| Mailing List ArchivesAuthenticated access |  | ![[Computer Systems Lab]](http://www.cs.wisc.edu/pics/csl_logo.gif)  | 
 
[Date Prev][Date Next][Thread Prev][Thread Next][Date Index][Thread Index]
[HTCondor-users] Adding GPUs to machine resources
- Date: Wed, 12 Mar 2014 16:06:46 +0100
- From: Steffen Grunewald <Steffen.Grunewald@xxxxxxxxxx>
- Subject: [HTCondor-users] Adding GPUs to machine resources
I've been running Condor for more than a decade now, but being 
rather new to the Condor/GPU business, I'm having a hard time now.
Following http://spinningmatt.wordpress.com/2012/11/19, I have tried
to add two GPUs to the resources available to a standalone machine
with a number of CPU cores, by defining in condor_config.d/gpu:
MACHINE_RESOURCE_NAMES    = GPUS
MACHINE_RESOURCE_GPUS     = 2
SLOT_TYPE_1               = cpus=100%,auto
SLOT_TYPE_1_PARTITIONABLE = TRUE
NUM_SLOTS_TYPE_1          = 1
I added a "request_gpus" line to my - otherwise rather simplistic -
submit file, specifying either 1 or 0.
This works - depending on the amount of free resources (obviously,
the GPUS are the least abundant one), jobs get matched and started.

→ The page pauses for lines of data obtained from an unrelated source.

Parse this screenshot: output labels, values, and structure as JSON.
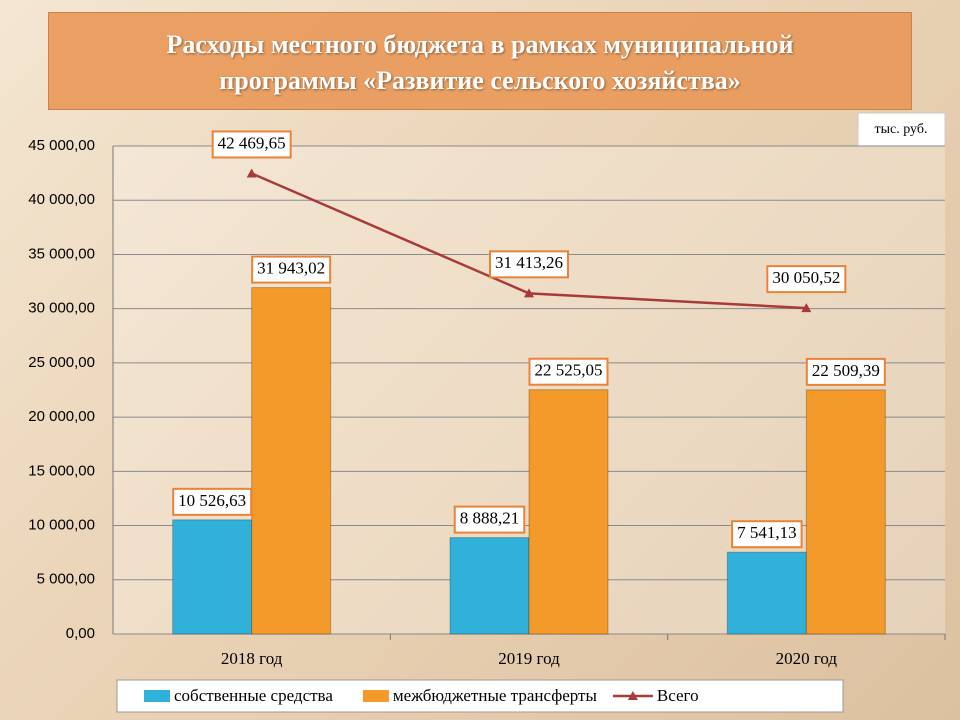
{
  "chart_data": {
    "type": "bar",
    "title": "Расходы местного бюджета в рамках муниципальной программы «Развитие сельского хозяйства»",
    "unit": "тыс. руб.",
    "categories": [
      "2018 год",
      "2019 год",
      "2020 год"
    ],
    "series": [
      {
        "name": "собственные средства",
        "type": "bar",
        "color": "#2fb1da",
        "values": [
          10526.63,
          8888.21,
          7541.13
        ],
        "value_labels": [
          "10 526,63",
          "8 888,21",
          "7 541,13"
        ]
      },
      {
        "name": "межбюджетные трансферты",
        "type": "bar",
        "color": "#f39a2b",
        "values": [
          31943.02,
          22525.05,
          22509.39
        ],
        "value_labels": [
          "31 943,02",
          "22 525,05",
          "22 509,39"
        ]
      },
      {
        "name": "Всего",
        "type": "line",
        "color": "#a83a3a",
        "values": [
          42469.65,
          31413.26,
          30050.52
        ],
        "value_labels": [
          "42 469,65",
          "31 413,26",
          "30 050,52"
        ]
      }
    ],
    "ylim": [
      0,
      45000
    ],
    "yticks": [
      {
        "value": 0,
        "label": "0,00"
      },
      {
        "value": 5000,
        "label": "5 000,00"
      },
      {
        "value": 10000,
        "label": "10 000,00"
      },
      {
        "value": 15000,
        "label": "15 000,00"
      },
      {
        "value": 20000,
        "label": "20 000,00"
      },
      {
        "value": 25000,
        "label": "25 000,00"
      },
      {
        "value": 30000,
        "label": "30 000,00"
      },
      {
        "value": 35000,
        "label": "35 000,00"
      },
      {
        "value": 40000,
        "label": "40 000,00"
      },
      {
        "value": 45000,
        "label": "45 000,00"
      }
    ],
    "grid": true,
    "legend": "bottom"
  }
}
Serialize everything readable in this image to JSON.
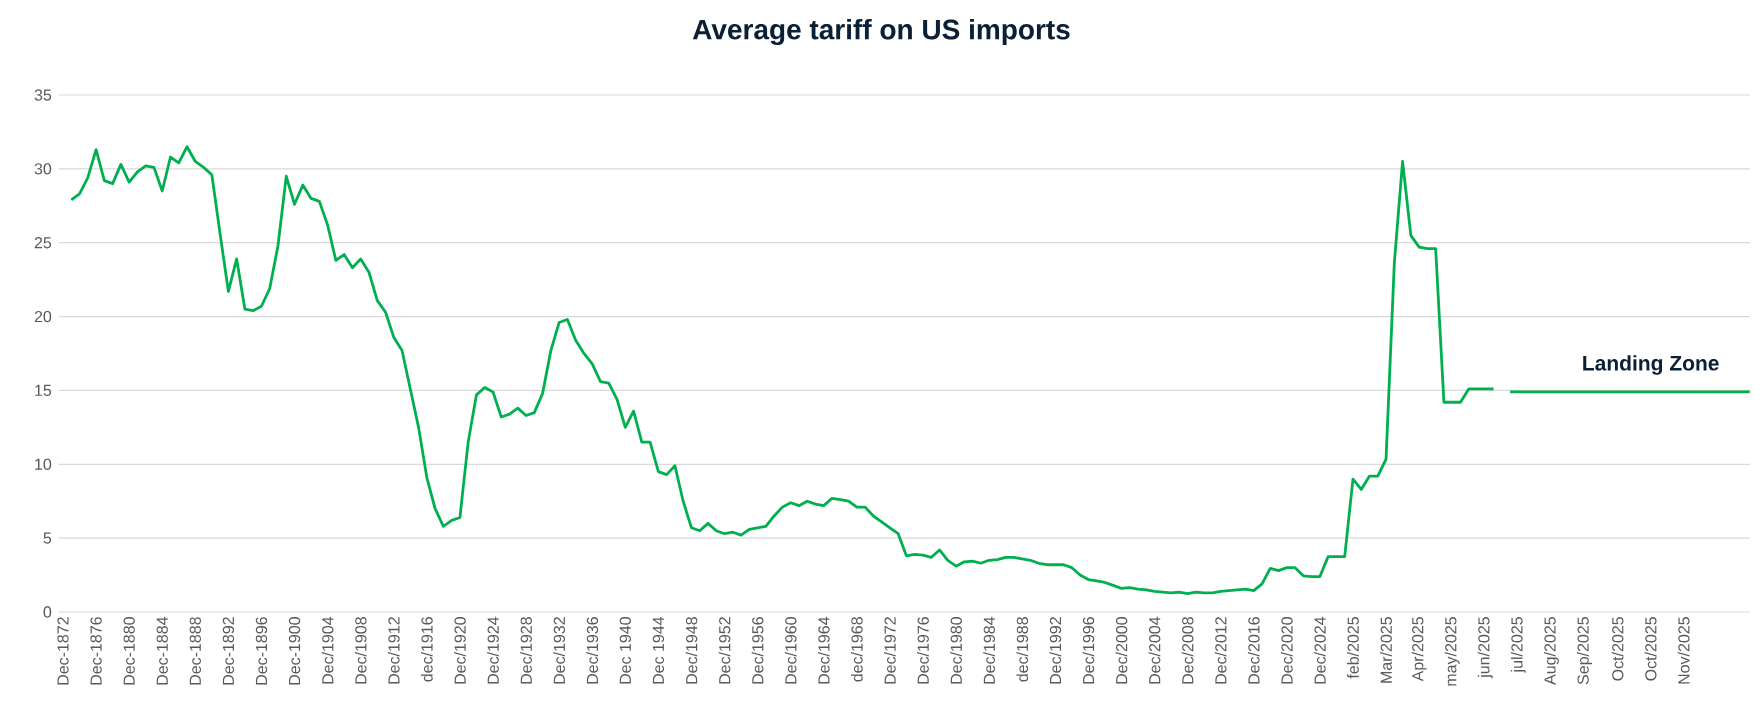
{
  "chart_data": {
    "type": "line",
    "title": "Average tariff on US imports",
    "categories": [
      "Dec-1872",
      null,
      null,
      null,
      "Dec-1876",
      null,
      null,
      null,
      "Dec-1880",
      null,
      null,
      null,
      "Dec-1884",
      null,
      null,
      null,
      "Dec-1888",
      null,
      null,
      null,
      "Dec-1892",
      null,
      null,
      null,
      "Dec-1896",
      null,
      null,
      null,
      "Dec-1900",
      null,
      null,
      null,
      "Dec/1904",
      null,
      null,
      null,
      "Dec/1908",
      null,
      null,
      null,
      "Dec/1912",
      null,
      null,
      null,
      "dec/1916",
      null,
      null,
      null,
      "Dec/1920",
      null,
      null,
      null,
      "Dec/1924",
      null,
      null,
      null,
      "Dec/1928",
      null,
      null,
      null,
      "Dec/1932",
      null,
      null,
      null,
      "Dec/1936",
      null,
      null,
      null,
      "Dec 1940",
      null,
      null,
      null,
      "Dec 1944",
      null,
      null,
      null,
      "Dec/1948",
      null,
      null,
      null,
      "Dec/1952",
      null,
      null,
      null,
      "Dec/1956",
      null,
      null,
      null,
      "Dec/1960",
      null,
      null,
      null,
      "Dec/1964",
      null,
      null,
      null,
      "dec/1968",
      null,
      null,
      null,
      "Dec/1972",
      null,
      null,
      null,
      "Dec/1976",
      null,
      null,
      null,
      "Dec/1980",
      null,
      null,
      null,
      "Dec/1984",
      null,
      null,
      null,
      "dec/1988",
      null,
      null,
      null,
      "Dec/1992",
      null,
      null,
      null,
      "Dec/1996",
      null,
      null,
      null,
      "Dec/2000",
      null,
      null,
      null,
      "Dec/2004",
      null,
      null,
      null,
      "Dec/2008",
      null,
      null,
      null,
      "Dec/2012",
      null,
      null,
      null,
      "Dec/2016",
      null,
      null,
      null,
      "Dec/2020",
      null,
      null,
      null,
      "Dec/2024",
      null,
      null,
      null,
      "feb/2025",
      null,
      null,
      null,
      "Mar/2025",
      null,
      null,
      null,
      "Apr/2025",
      null,
      null,
      null,
      "may/2025",
      null,
      null,
      null,
      "jun/2025",
      null,
      null,
      null,
      "jul/2025",
      null,
      null,
      null,
      "Aug/2025",
      null,
      null,
      null,
      "Sep/2025",
      null,
      null,
      null,
      "Oct/2025",
      null,
      null,
      null,
      "Oct/2025",
      null,
      null,
      null,
      "Nov/2025",
      null,
      null,
      null,
      null,
      null,
      null,
      null,
      null
    ],
    "values": [
      null,
      27.9,
      28.3,
      29.4,
      31.3,
      29.2,
      29.0,
      30.3,
      29.1,
      29.8,
      30.2,
      30.1,
      28.5,
      30.8,
      30.4,
      31.5,
      30.5,
      30.1,
      29.6,
      25.6,
      21.7,
      23.9,
      20.5,
      20.4,
      20.7,
      21.9,
      24.8,
      29.5,
      27.6,
      28.9,
      28.0,
      27.8,
      26.2,
      23.8,
      24.2,
      23.3,
      23.9,
      23.0,
      21.1,
      20.3,
      18.6,
      17.7,
      15.1,
      12.5,
      9.1,
      7.0,
      5.8,
      6.2,
      6.4,
      11.5,
      14.7,
      15.2,
      14.9,
      13.2,
      13.4,
      13.8,
      13.3,
      13.5,
      14.8,
      17.7,
      19.6,
      19.8,
      18.4,
      17.5,
      16.8,
      15.6,
      15.5,
      14.4,
      12.5,
      13.6,
      11.5,
      11.5,
      9.5,
      9.3,
      9.9,
      7.5,
      5.7,
      5.5,
      6.0,
      5.5,
      5.3,
      5.4,
      5.2,
      5.6,
      5.7,
      5.8,
      6.5,
      7.1,
      7.4,
      7.2,
      7.5,
      7.3,
      7.2,
      7.7,
      7.6,
      7.5,
      7.1,
      7.1,
      6.5,
      6.1,
      5.7,
      5.3,
      3.8,
      3.9,
      3.85,
      3.7,
      4.2,
      3.5,
      3.1,
      3.4,
      3.45,
      3.3,
      3.5,
      3.55,
      3.7,
      3.7,
      3.6,
      3.5,
      3.3,
      3.2,
      3.2,
      3.2,
      3.0,
      2.5,
      2.2,
      2.1,
      2.0,
      1.8,
      1.6,
      1.65,
      1.55,
      1.5,
      1.4,
      1.35,
      1.3,
      1.35,
      1.25,
      1.35,
      1.3,
      1.3,
      1.4,
      1.45,
      1.5,
      1.55,
      1.45,
      1.9,
      2.95,
      2.8,
      3.0,
      3.0,
      2.45,
      2.4,
      2.4,
      3.75,
      3.75,
      3.75,
      9.0,
      8.3,
      9.2,
      9.2,
      10.35,
      23.6,
      30.5,
      25.5,
      24.7,
      24.6,
      24.6,
      14.2,
      14.2,
      14.2,
      15.1,
      15.1,
      15.1,
      15.1,
      null,
      14.9,
      14.9,
      14.9,
      14.9,
      14.9,
      14.9,
      14.9,
      14.9,
      14.9,
      14.9,
      14.9,
      14.9,
      14.9,
      14.9,
      14.9,
      14.9,
      14.9,
      14.9,
      14.9,
      14.9,
      14.9,
      14.9,
      14.9,
      14.9,
      14.9,
      14.9,
      14.9,
      14.9,
      14.9,
      14.9
    ],
    "color": "#00b050",
    "ylim": [
      0,
      35
    ],
    "yticks": [
      0,
      5,
      10,
      15,
      20,
      25,
      30,
      35
    ],
    "grid": "y",
    "annotations": [
      "Landing Zone"
    ]
  }
}
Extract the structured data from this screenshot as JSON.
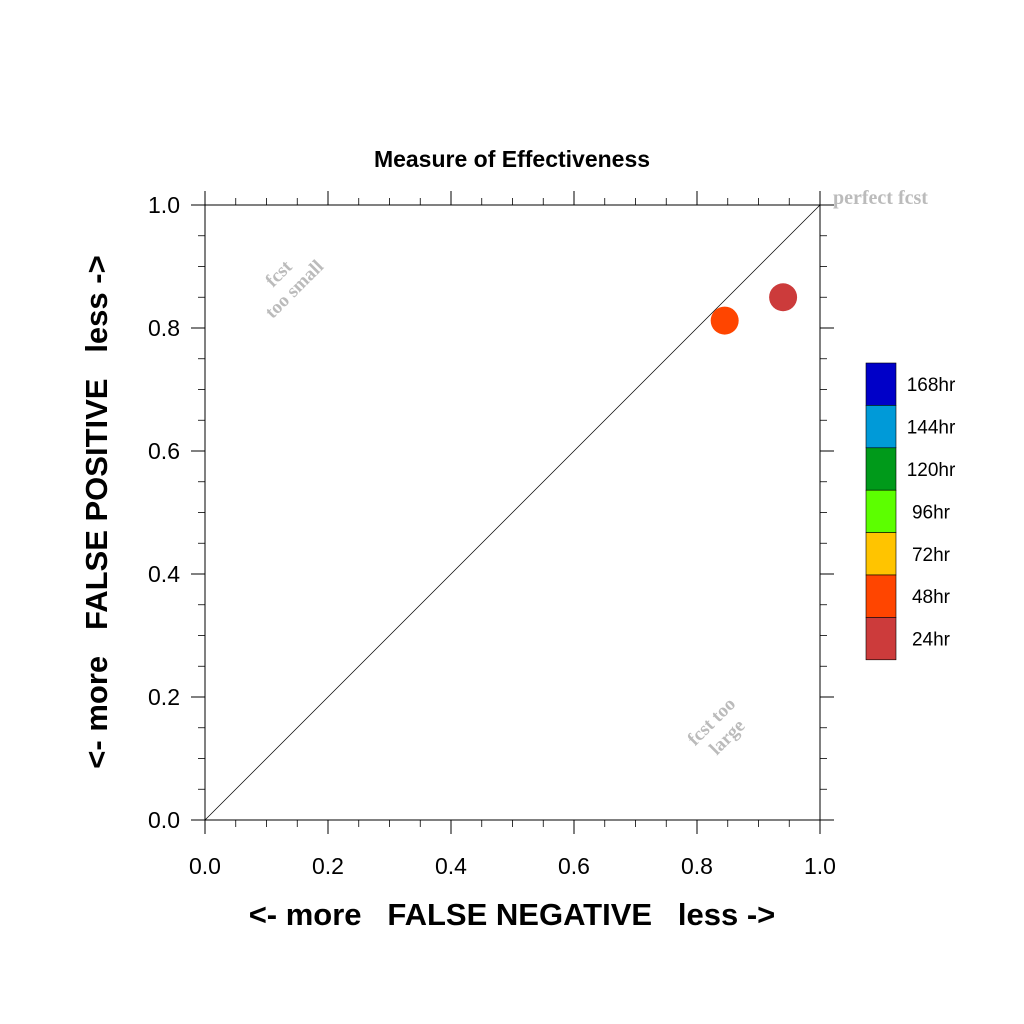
{
  "chart_data": {
    "type": "scatter",
    "title": "Measure of Effectiveness",
    "xlabel": "<- more   FALSE NEGATIVE   less ->",
    "ylabel": "<- more   FALSE POSITIVE   less ->",
    "xlim": [
      0.0,
      1.0
    ],
    "ylim": [
      0.0,
      1.0
    ],
    "x_ticks": [
      "0.0",
      "0.2",
      "0.4",
      "0.6",
      "0.8",
      "1.0"
    ],
    "y_ticks": [
      "0.0",
      "0.2",
      "0.4",
      "0.6",
      "0.8",
      "1.0"
    ],
    "grid": false,
    "diagonal_line": true,
    "annotations": {
      "perfect": "perfect fcst",
      "too_small_line1": "fcst",
      "too_small_line2": "too small",
      "too_large_line1": "fcst too",
      "too_large_line2": "large"
    },
    "points": [
      {
        "label": "48hr",
        "x": 0.845,
        "y": 0.812,
        "color": "#FF4500"
      },
      {
        "label": "24hr",
        "x": 0.94,
        "y": 0.85,
        "color": "#CC3B3B"
      }
    ],
    "legend": {
      "placement": "right",
      "entries": [
        {
          "label": "168hr",
          "color": "#0000C8"
        },
        {
          "label": "144hr",
          "color": "#009AD8"
        },
        {
          "label": "120hr",
          "color": "#009A1A"
        },
        {
          "label": "96hr",
          "color": "#5CFF00"
        },
        {
          "label": "72hr",
          "color": "#FFC400"
        },
        {
          "label": "48hr",
          "color": "#FF4500"
        },
        {
          "label": "24hr",
          "color": "#CC3B3B"
        }
      ]
    },
    "annotation_color": "#bbbbbb"
  }
}
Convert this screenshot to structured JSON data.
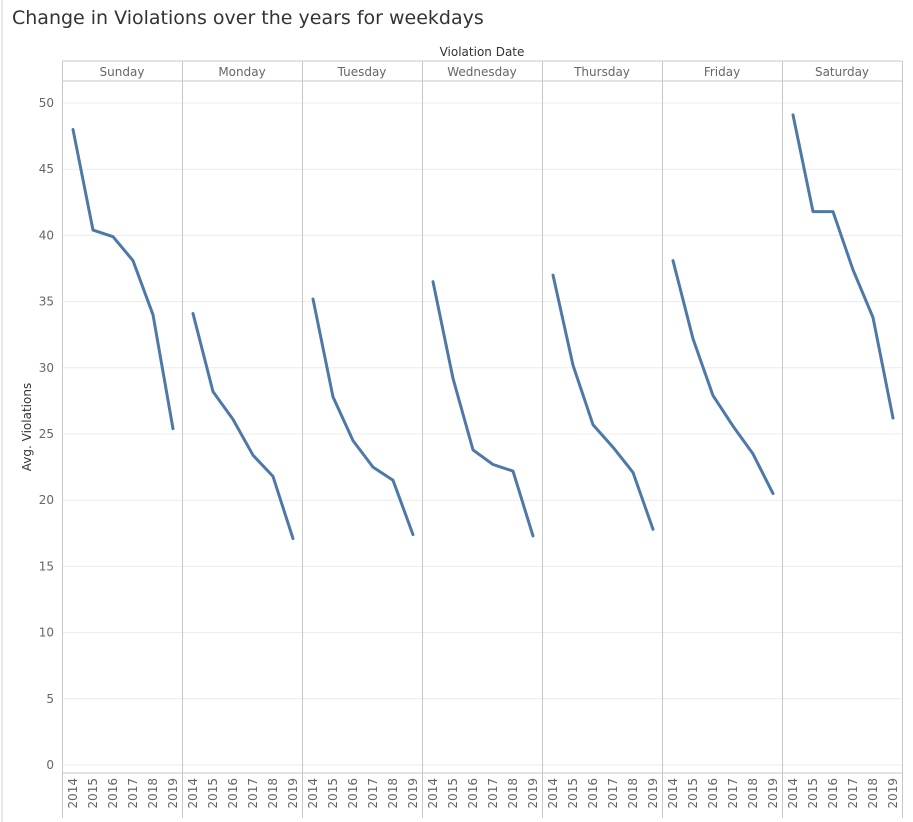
{
  "chart_data": {
    "type": "line",
    "title": "Change in Violations over the years for weekdays",
    "column_header": "Violation Date",
    "ylabel": "Avg. Violations",
    "ylim": [
      0,
      52
    ],
    "yticks": [
      0,
      5,
      10,
      15,
      20,
      25,
      30,
      35,
      40,
      45,
      50
    ],
    "years": [
      "2014",
      "2015",
      "2016",
      "2017",
      "2018",
      "2019"
    ],
    "grid": true,
    "line_color": "#4e79a7",
    "panels": [
      {
        "name": "Sunday",
        "values": [
          48.0,
          40.4,
          39.9,
          38.1,
          34.0,
          25.4
        ]
      },
      {
        "name": "Monday",
        "values": [
          34.1,
          28.2,
          26.1,
          23.4,
          21.8,
          17.1
        ]
      },
      {
        "name": "Tuesday",
        "values": [
          35.2,
          27.8,
          24.5,
          22.5,
          21.5,
          17.4
        ]
      },
      {
        "name": "Wednesday",
        "values": [
          36.5,
          29.2,
          23.8,
          22.7,
          22.2,
          17.3
        ]
      },
      {
        "name": "Thursday",
        "values": [
          37.0,
          30.2,
          25.7,
          24.0,
          22.1,
          17.8
        ]
      },
      {
        "name": "Friday",
        "values": [
          38.1,
          32.2,
          27.9,
          25.6,
          23.5,
          20.5
        ]
      },
      {
        "name": "Saturday",
        "values": [
          49.1,
          41.8,
          41.8,
          37.4,
          33.8,
          26.2
        ]
      }
    ]
  }
}
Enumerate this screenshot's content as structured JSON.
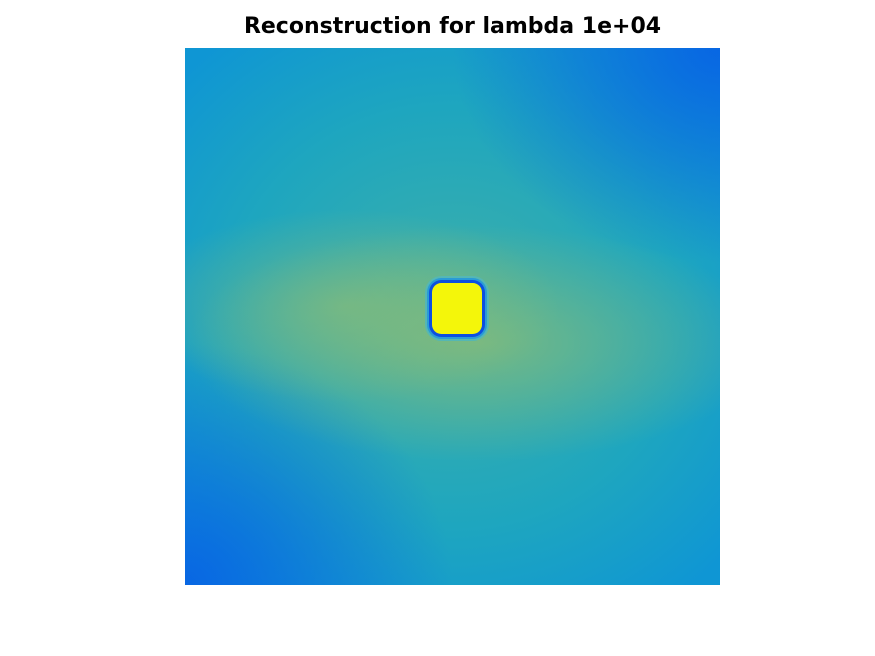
{
  "chart_data": {
    "type": "heatmap",
    "title": "Reconstruction for lambda 1e+04",
    "xlabel": "",
    "ylabel": "",
    "colormap": "parula",
    "axes_visible": false,
    "grid": false,
    "colors": {
      "low": "#0a63e0",
      "mid": "#19a6c6",
      "mid_high": "#3bb3a7",
      "warm": "#9fc06c",
      "high": "#f9fb0e"
    }
  }
}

Checking the output of condor_status -l for the individual dynamic
slots, the numbers look OK.
(I'm wondering whether I'd have to set request_gpus=0 somewhere.
Seems to default to 0 though.)
Now the idea is to tell the job - via arguments, environment,
or a job wrapper - which GPU to use. This is where I ran out of
ideas.
https://htcondor-wiki.cs.wiki.edu/index.cgi/wiki?p=HowToManageGpus
suggests to use 
  arguments = @...$((AssignedGPUs))
but this macro cannot be expanded on job submission...
There's no _CONDOR_AssignedGPUs in the "printenv" output.
Even
# grep -i gpu /var/lib/condor/execute/dir_*/.{machine,job}.ad
doesn't show anything that looks helpful.
Addition of a line
ENVIRONMENT_FOR_AssignedGpus = CUDA_VISIBLE_DEVICES, GPU_DEVICE_ORDINAL
as suggested in the wiki page shows no effect at all.
Also, $(LIBEXEC)/condor_gpu_discovery doesn't work as expected:
# /usr/lib/condor/libexec/condor_gpu_discovery [-properties]
modprobe: FATAL: Module nvidia-uvm not found.
2
(and -properties makes no difference)
In the end, I'd like to have up to TotalGpus slots with a (or
both) GPU/s assigned to it/them, and $CUDA_VISIBLE_DEVICES or
another environment variable telling me (and a possible wrapper
script) the device numbers. (I also suppose that a non-GPU slot
would have to set $CUDA_VISIBLE_DEVICES to the empty string or
-1?)
In an era of partitionable resources, will I still have to revert
to static assignments of the individual GPUs to static slots? I
don't hope so (as this doesn't provide an easy means to allocate
both GPUs to a single job)...
Any suggestions?
Thanks,
 S
-- 
Steffen Grunewald * Cluster Admin * steffen.grunewald(*)aei.mpg.de
MPI f. Gravitationsphysik (AEI) * Am Mühlenberg 1, D-14476 Potsdam
http://www.aei.mpg.de/ * ------- * +49-331-567-{fon:7274,fax:7298}